Kenarik Boujikian entende que decisão da Corte Interamericana sobre Lei de Anistia será a saída para quem busca responsabilizar criminosos da ditadura
João Peres
São Paulo – O Poder Judiciário continua sendo usado pelos “donos do poder” para atender aos seus interesses, avalia a juíza Kenarik Boujikian Felippe. A secretária do Conselho Executivo da Associação Juízes para a Democracia destaca que um dos instrumentos é a utilização da via judicial para criminalizar os movimentos sociais. “As lutas pelos direitos sociais são transformadas em delitos e os sujeitos que lutam são transformados em delinquentes”, afirma.
Ela pondera que o passar dos anos reforçou no Brasil a visão de que o magistrado deve ser um simples burocrata, um repetidor de decisões que não enxerga a própria Constituição e a validade das normas existentes em seu país. Boujikian entende que a reforma realizada esta década no Judiciário trouxe uma lógica neoliberal à magistratura, como a verticalização do poder. O resultado é, por exemplo, a criação de súmulas vinculantes que tolhem o poder dos juízes de primeira e segunda instâncias. “Cada juiz, no exercício de cada uma de suas sentenças, está fazendo a política. Não é um eunuco sem ideias, sem posição ideológica”, defende.
A juíza manifestou muita decepção pela recente decisão do Supremo Tribunal Federal (STF) de manter como está a Lei de Anistia, fechando a possibilidade de responsabilização de torturadores. Boujikian entende que a explicação está na composição do STF, “conservadoríssima”. “O que me chocou profundamente foram as razões do julgamento, especialmente a questão de ser reafirmado por sete dos nove ministros sobre o grande acordo que teria ocorrido naquela época”, afirma.
A integrante da Juízes para a Democracia entende que foi desleal a posição do STF de, ao falar sobre a anistia, deixar de lado a ocorrência de tantas torturas e tantos desaparecimentos. A esperança, agora, se deposita sobre a Corte Interamericana de Direitos Humanos. No fim de maio, a instituição realizou as audiências do julgamento sobre o caso da Guerrilha do Araguaia, no qual se questiona a Lei de Anistia.
A decisão deve sair em alguns meses. Caso sejam acolhidos os argumentos dos familiares de vítimas em relação à responsabilização de torturadores, os juízes terão a incumbência de responsabilizar aqueles cujo envolvimento fique comprovado.
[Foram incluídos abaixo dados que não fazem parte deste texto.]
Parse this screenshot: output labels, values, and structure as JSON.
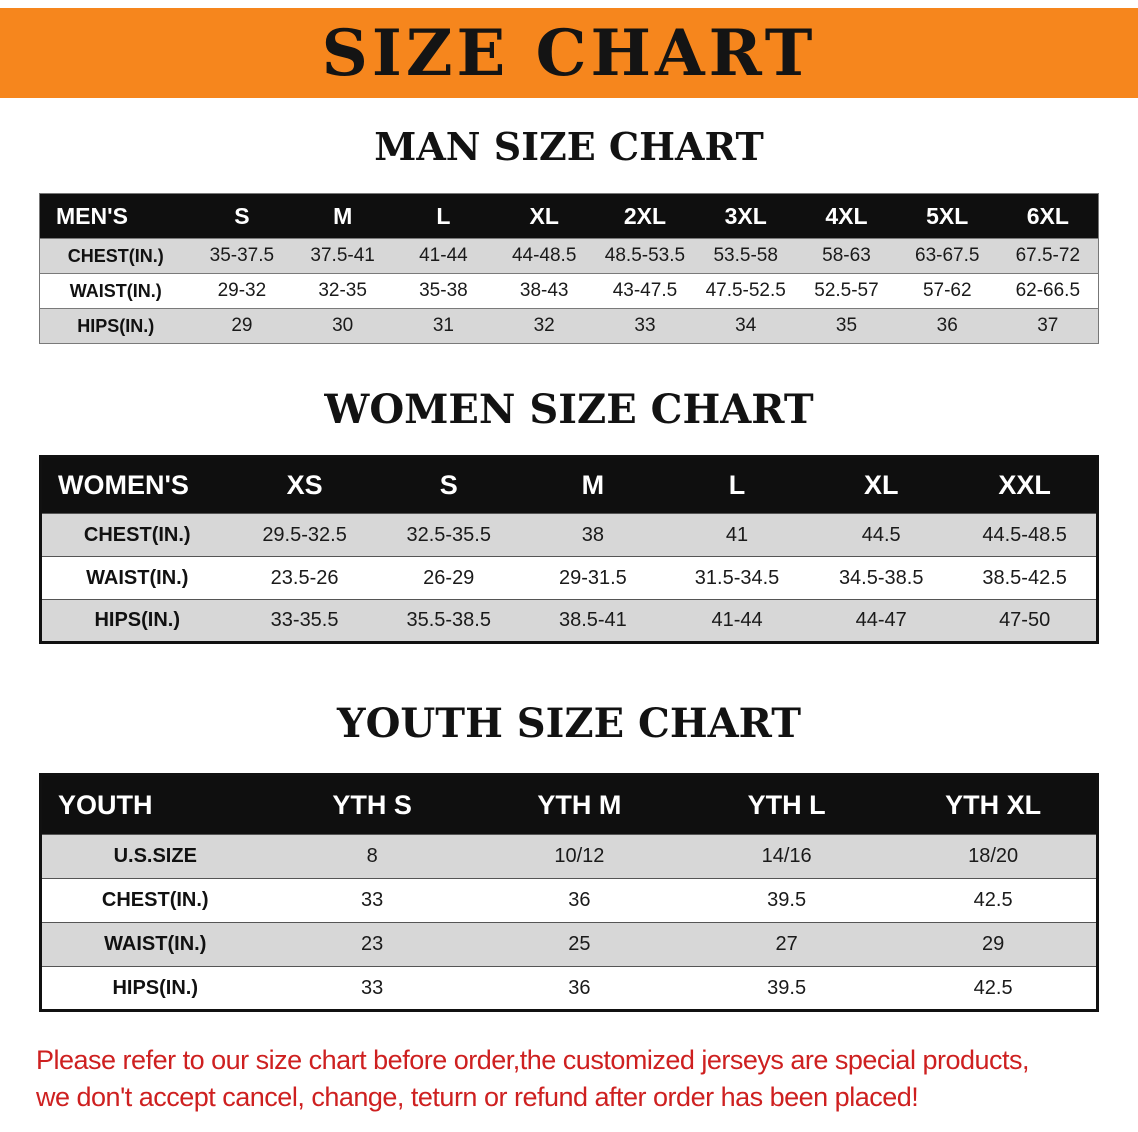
{
  "banner": {
    "title": "SIZE CHART"
  },
  "sections": [
    {
      "heading": "MAN SIZE CHART",
      "table": {
        "first_col_label": "MEN'S",
        "columns": [
          "S",
          "M",
          "L",
          "XL",
          "2XL",
          "3XL",
          "4XL",
          "5XL",
          "6XL"
        ],
        "rows": [
          {
            "label": "CHEST(IN.)",
            "values": [
              "35-37.5",
              "37.5-41",
              "41-44",
              "44-48.5",
              "48.5-53.5",
              "53.5-58",
              "58-63",
              "63-67.5",
              "67.5-72"
            ]
          },
          {
            "label": "WAIST(IN.)",
            "values": [
              "29-32",
              "32-35",
              "35-38",
              "38-43",
              "43-47.5",
              "47.5-52.5",
              "52.5-57",
              "57-62",
              "62-66.5"
            ]
          },
          {
            "label": "HIPS(IN.)",
            "values": [
              "29",
              "30",
              "31",
              "32",
              "33",
              "34",
              "35",
              "36",
              "37"
            ]
          }
        ]
      }
    },
    {
      "heading": "WOMEN SIZE CHART",
      "table": {
        "first_col_label": "WOMEN'S",
        "columns": [
          "XS",
          "S",
          "M",
          "L",
          "XL",
          "XXL"
        ],
        "rows": [
          {
            "label": "CHEST(IN.)",
            "values": [
              "29.5-32.5",
              "32.5-35.5",
              "38",
              "41",
              "44.5",
              "44.5-48.5"
            ]
          },
          {
            "label": "WAIST(IN.)",
            "values": [
              "23.5-26",
              "26-29",
              "29-31.5",
              "31.5-34.5",
              "34.5-38.5",
              "38.5-42.5"
            ]
          },
          {
            "label": "HIPS(IN.)",
            "values": [
              "33-35.5",
              "35.5-38.5",
              "38.5-41",
              "41-44",
              "44-47",
              "47-50"
            ]
          }
        ]
      }
    },
    {
      "heading": "YOUTH SIZE CHART",
      "table": {
        "first_col_label": "YOUTH",
        "columns": [
          "YTH S",
          "YTH M",
          "YTH L",
          "YTH XL"
        ],
        "rows": [
          {
            "label": "U.S.SIZE",
            "values": [
              "8",
              "10/12",
              "14/16",
              "18/20"
            ]
          },
          {
            "label": "CHEST(IN.)",
            "values": [
              "33",
              "36",
              "39.5",
              "42.5"
            ]
          },
          {
            "label": "WAIST(IN.)",
            "values": [
              "23",
              "25",
              "27",
              "29"
            ]
          },
          {
            "label": "HIPS(IN.)",
            "values": [
              "33",
              "36",
              "39.5",
              "42.5"
            ]
          }
        ]
      }
    }
  ],
  "disclaimer": {
    "line1": "Please refer to our size chart before order,the customized jerseys are special products,",
    "line2": "we don't accept cancel, change, teturn or refund after order has been placed!"
  },
  "colors": {
    "banner_orange": "#f6861d",
    "table_header_black": "#0f0f0f",
    "row_gray": "#d7d7d7",
    "disclaimer_red": "#ce2020"
  }
}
A Corte, que integra a Organização dos Estados Americanos (OEA), recomendou em outros casos a revogação das leis de anistia de países do continente, o que deixa os movimentos sociais bastante otimistas em relação a um veredicto positivo. “Tenho certeza que esse julgamento virá e vamos, o Estado brasileiro, ter de aprender que não fazemos o que vem na nossa veneta. Temos compromisso com nosso povo e com a comunidade internacional”, ressalta a juíza.